Instinctivement, la jeune femme se pencha vers le selven, s'attendant à ce que celui-ci poursuive à voix basse mais ce dernier ne sembla pas en voir l'utilité, continuant sur son ton sévère habituel.

- Il existe un culte, très ancien, et banni d'Orlegon depuis des générations, expliqua Ieza, qui vénère non pas une, mais deux déesses créatrices. Deux déesses opposées, la lumière et les ténèbres, l'ordre et le chaos, la vie et la mort, Enartia et Silfurie.

Altéria retenait son souffle, pendue aux lèvres du vieil homme. L'évocation de ce culte proscrit lui rappelait le temple volcanique de Niméo et sa statue abandonnée vénérant la dualité. La jeune femme se demanda un instant si le monument pouvait être un reliquat oublié de cette ancienne religion. Elle se surpris à jouer machinalement avec le pendentif que Skeir et Werem lui avaient offert, ses pensées la ramenant auprès de son île natale.

- De ce culte ne reste désormais qu'un groupe renégat dont l'idéologie principale est l'opposition à l'ordre établi, à la dictature d'Enartia comme ils le désignent. Leurs membres viennent de tous les horizons et comptent de nombreux sympathisants parmi les oubliés de l'empire. Les plus dangereux restent cependant ceux des nôtres qui ont fait défection, ou pire qui n'ont jamais été jusqu'à l'Appel. Ceux-là se sont baptisés les Silfuriens, en opposition à nous autres Enartiens.

- Ce sont eux dont parlait Nanthamo juste à présent ?

- Précisément.

- Et ils nous pourchassent.

- C'est surtout nous qui les pourchassons, corrigea Ieza, contrairement à ce que les paroles de notre compagnon pourraient laisser penser les Silfuriens ne sont pas assez prétentieux pour agir en pleine lumière. Ils préfèrent de loin opérer en secret, la corruption et le trafic d'influence sont leurs armes favorites.

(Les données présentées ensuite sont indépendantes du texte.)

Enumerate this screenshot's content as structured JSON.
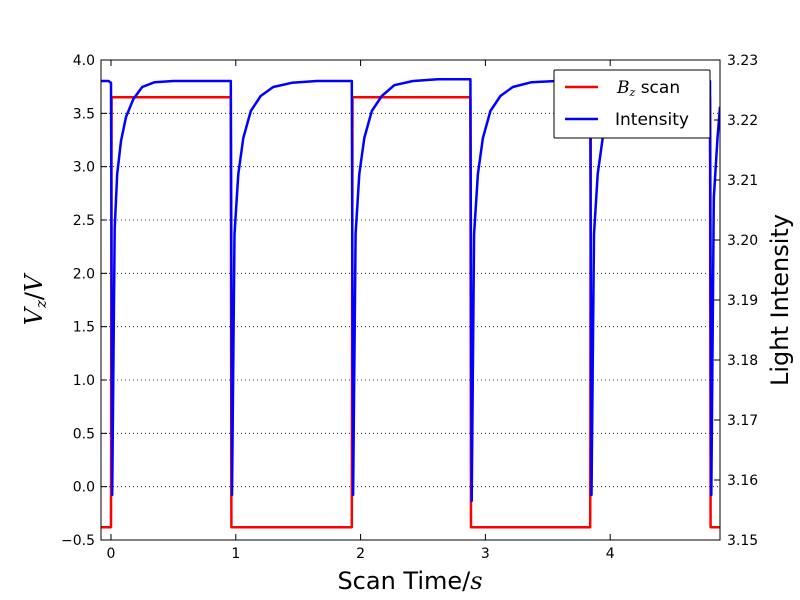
{
  "chart_data": {
    "type": "line",
    "xlabel": "Scan Time/",
    "xlabel_italic": "s",
    "ylabel_left_main": "V",
    "ylabel_left_sub": "z",
    "ylabel_left_tail": "/",
    "ylabel_left_italic": "V",
    "ylabel_right": "Light Intensity",
    "xlim": [
      -0.08,
      4.88
    ],
    "ylim_left": [
      -0.5,
      4.0
    ],
    "ylim_right": [
      3.15,
      3.23
    ],
    "x_ticks": [
      0,
      1,
      2,
      3,
      4
    ],
    "x_tick_labels": [
      "0",
      "1",
      "2",
      "3",
      "4"
    ],
    "y_left_ticks": [
      -0.5,
      0.0,
      0.5,
      1.0,
      1.5,
      2.0,
      2.5,
      3.0,
      3.5,
      4.0
    ],
    "y_left_tick_labels": [
      "−0.5",
      "0.0",
      "0.5",
      "1.0",
      "1.5",
      "2.0",
      "2.5",
      "3.0",
      "3.5",
      "4.0"
    ],
    "y_right_ticks": [
      3.15,
      3.16,
      3.17,
      3.18,
      3.19,
      3.2,
      3.21,
      3.22,
      3.23
    ],
    "y_right_tick_labels": [
      "3.15",
      "3.16",
      "3.17",
      "3.18",
      "3.19",
      "3.20",
      "3.21",
      "3.22",
      "3.23"
    ],
    "grid": "horizontal-dotted",
    "legend_position": "top-right",
    "series": [
      {
        "name": "B",
        "name_sub": "z",
        "name_tail": " scan",
        "axis": "left",
        "color": "#ff0000",
        "x": [
          -0.08,
          0.0,
          0.005,
          0.96,
          0.965,
          1.93,
          1.935,
          2.88,
          2.885,
          3.84,
          3.845,
          4.8,
          4.805,
          4.88
        ],
        "y": [
          -0.38,
          -0.38,
          3.65,
          3.65,
          -0.38,
          -0.38,
          3.65,
          3.65,
          -0.38,
          -0.38,
          3.65,
          3.65,
          -0.38,
          -0.38
        ]
      },
      {
        "name": "Intensity",
        "axis": "right",
        "color": "#0000ff",
        "x": [
          -0.08,
          -0.02,
          0.0,
          0.01,
          0.03,
          0.05,
          0.08,
          0.12,
          0.18,
          0.25,
          0.35,
          0.5,
          0.7,
          0.96,
          0.97,
          0.99,
          1.02,
          1.06,
          1.12,
          1.2,
          1.3,
          1.45,
          1.65,
          1.93,
          1.94,
          1.96,
          1.99,
          2.03,
          2.09,
          2.17,
          2.27,
          2.42,
          2.62,
          2.88,
          2.89,
          2.91,
          2.94,
          2.98,
          3.04,
          3.12,
          3.22,
          3.37,
          3.57,
          3.84,
          3.85,
          3.87,
          3.9,
          3.94,
          4.0,
          4.08,
          4.18,
          4.33,
          4.53,
          4.8,
          4.81,
          4.83,
          4.86,
          4.88
        ],
        "y": [
          3.2265,
          3.2265,
          3.2262,
          3.1575,
          3.202,
          3.211,
          3.2165,
          3.2205,
          3.2235,
          3.2255,
          3.2263,
          3.2265,
          3.2265,
          3.2265,
          3.1575,
          3.201,
          3.211,
          3.217,
          3.2215,
          3.224,
          3.2255,
          3.2262,
          3.2265,
          3.2265,
          3.1575,
          3.201,
          3.211,
          3.217,
          3.2215,
          3.224,
          3.2258,
          3.2265,
          3.2268,
          3.2268,
          3.1565,
          3.201,
          3.211,
          3.217,
          3.2215,
          3.224,
          3.2255,
          3.2263,
          3.2265,
          3.2265,
          3.1575,
          3.201,
          3.211,
          3.217,
          3.2205,
          3.223,
          3.225,
          3.2262,
          3.2265,
          3.2265,
          3.1575,
          3.207,
          3.217,
          3.2222
        ]
      }
    ]
  }
}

- Et eux non plus n'exposent pas leur nature à la vue de tous je suppose, avança Altéria d'une voix neutre.

- En effet.

Le silence retomba de nouveau entre eux. Dehors le crépuscule nimbait la ville d'or et de mauves, offrant une étonnante palette aux ruelles sales et aux toits moussus, faisant apparaître le lieu sous un jour bien plus flatteur.

- Mais... reprit Altéria tout en observant le mur du bâtiment en vis-à-vis baigné de lumière, Nanthamo semblait dire que les Silfuriens avaient causé la mort de certains d'entre vous, et pourtant l'ordre accueille ceux qui font défection. Cela me semble injuste.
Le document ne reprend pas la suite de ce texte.